Now there are parts to Pandemonium that are pretty darned thrashy to these ears. Now, before you all get too excited and think that this release sounds like something from about 20 plus years ago, you’d be wrong. This is pretty simple stuff at the core that really doesn’t depart too much from the simplistic mould that Max has cast for himself and his hordes of fans since the Roots era days. Now, this is not to say that Pandemonium is anything like that album. It’s not. It just reeks of the simplicity that defined Roots as an album from a riff point of view. Album number three for Cavalera Conspiracy is no different in that regard.

Anything that Marc Rizzo brings to this album is out of place really. I’m not going to get into an argument regarding the guy’s abilities as a guitarist, but suffice to say, the leads and even textures that he brings to Cavalera Conspiracy are simply out of place. They do not belong. That’s it. The other point of contention I have here is the heavy effects added to Max’s vocals, who, let’s face it, doesn’t exactly have a blistering track record for stellar, clear vocal performances to begin with. Mass Hippy Noses anyone? Yeah, I thought as much.

There’s some thrash elements to Pandemonium, some industrial, Nailbomb-like qualities to Pandemonium and some Soulfly like qualities to Pandemonium as well as, well, as you’d expect, some Cavalera Conspiracy like qualities to it as well. It’s a bit of a mixed bag to be honest and the end result is just that. Pandemonium has its moments but they are few and far between which leaves this album as another in a long line of ho-hum releases from a unit fronted by someone who originally had so much potential.
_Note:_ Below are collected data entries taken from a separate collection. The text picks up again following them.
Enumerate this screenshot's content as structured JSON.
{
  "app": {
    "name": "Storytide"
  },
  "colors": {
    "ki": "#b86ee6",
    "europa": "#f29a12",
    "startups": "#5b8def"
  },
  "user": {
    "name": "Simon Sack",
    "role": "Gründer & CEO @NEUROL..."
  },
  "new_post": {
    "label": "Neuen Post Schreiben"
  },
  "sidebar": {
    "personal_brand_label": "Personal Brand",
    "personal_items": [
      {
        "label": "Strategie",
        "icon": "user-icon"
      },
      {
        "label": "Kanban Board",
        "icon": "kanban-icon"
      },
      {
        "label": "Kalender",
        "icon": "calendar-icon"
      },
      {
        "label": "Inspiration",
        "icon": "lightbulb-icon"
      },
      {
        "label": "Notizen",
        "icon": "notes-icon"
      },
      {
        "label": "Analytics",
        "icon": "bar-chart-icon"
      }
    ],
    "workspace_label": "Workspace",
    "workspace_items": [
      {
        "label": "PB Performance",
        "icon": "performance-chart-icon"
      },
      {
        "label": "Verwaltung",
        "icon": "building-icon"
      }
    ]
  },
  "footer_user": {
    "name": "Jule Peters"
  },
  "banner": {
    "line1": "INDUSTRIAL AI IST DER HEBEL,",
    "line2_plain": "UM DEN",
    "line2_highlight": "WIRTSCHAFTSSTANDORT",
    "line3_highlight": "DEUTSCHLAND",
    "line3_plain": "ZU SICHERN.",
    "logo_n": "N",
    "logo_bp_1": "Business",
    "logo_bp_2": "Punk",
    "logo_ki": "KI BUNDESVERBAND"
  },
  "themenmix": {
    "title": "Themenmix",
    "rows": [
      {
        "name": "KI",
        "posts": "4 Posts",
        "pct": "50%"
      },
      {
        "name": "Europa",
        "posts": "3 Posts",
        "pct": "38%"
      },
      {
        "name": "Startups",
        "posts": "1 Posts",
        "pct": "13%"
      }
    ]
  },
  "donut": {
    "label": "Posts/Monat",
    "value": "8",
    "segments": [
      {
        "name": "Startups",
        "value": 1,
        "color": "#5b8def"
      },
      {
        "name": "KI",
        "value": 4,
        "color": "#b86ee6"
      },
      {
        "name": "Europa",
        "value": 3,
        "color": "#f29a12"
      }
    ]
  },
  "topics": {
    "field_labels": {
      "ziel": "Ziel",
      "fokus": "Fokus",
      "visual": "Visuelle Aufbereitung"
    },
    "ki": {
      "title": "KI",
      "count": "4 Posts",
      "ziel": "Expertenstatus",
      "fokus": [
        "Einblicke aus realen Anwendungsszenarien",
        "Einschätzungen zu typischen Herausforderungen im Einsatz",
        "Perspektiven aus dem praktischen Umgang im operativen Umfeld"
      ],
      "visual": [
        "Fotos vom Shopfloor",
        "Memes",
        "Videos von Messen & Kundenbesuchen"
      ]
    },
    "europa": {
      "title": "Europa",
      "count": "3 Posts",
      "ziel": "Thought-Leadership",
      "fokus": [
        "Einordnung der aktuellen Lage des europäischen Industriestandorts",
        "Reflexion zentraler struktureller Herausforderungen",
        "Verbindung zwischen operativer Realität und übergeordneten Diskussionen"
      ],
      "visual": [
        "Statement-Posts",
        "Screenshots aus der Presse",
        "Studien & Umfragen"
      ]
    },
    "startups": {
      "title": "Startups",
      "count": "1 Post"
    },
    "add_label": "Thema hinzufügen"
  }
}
Perhaps this will be an album that will amaze the blind followers of anything Maxfly puts his name to. So be it. Personally, I don’t see it. Three Cavalera Conspiracy albums in and I’m yet to be amazed by the much publicised reunion of Igor and Max Cavalera. Whilst it’s all well and good they have overcome their differences and that they are making music together again, I’d argue just how essential that pairing is these days when the overall result is as average as this and every other album that they have put out since 2006. Pandemonium has its moments for sure but not enough for this jaded reviewer to go gaga over. You wanna impress me? Get the band back together. Then, maybe, I’ll be impressed. Until then, carry on as usual because that is just what Max and Igor are doing here and really, it ain’t all that in the slightest.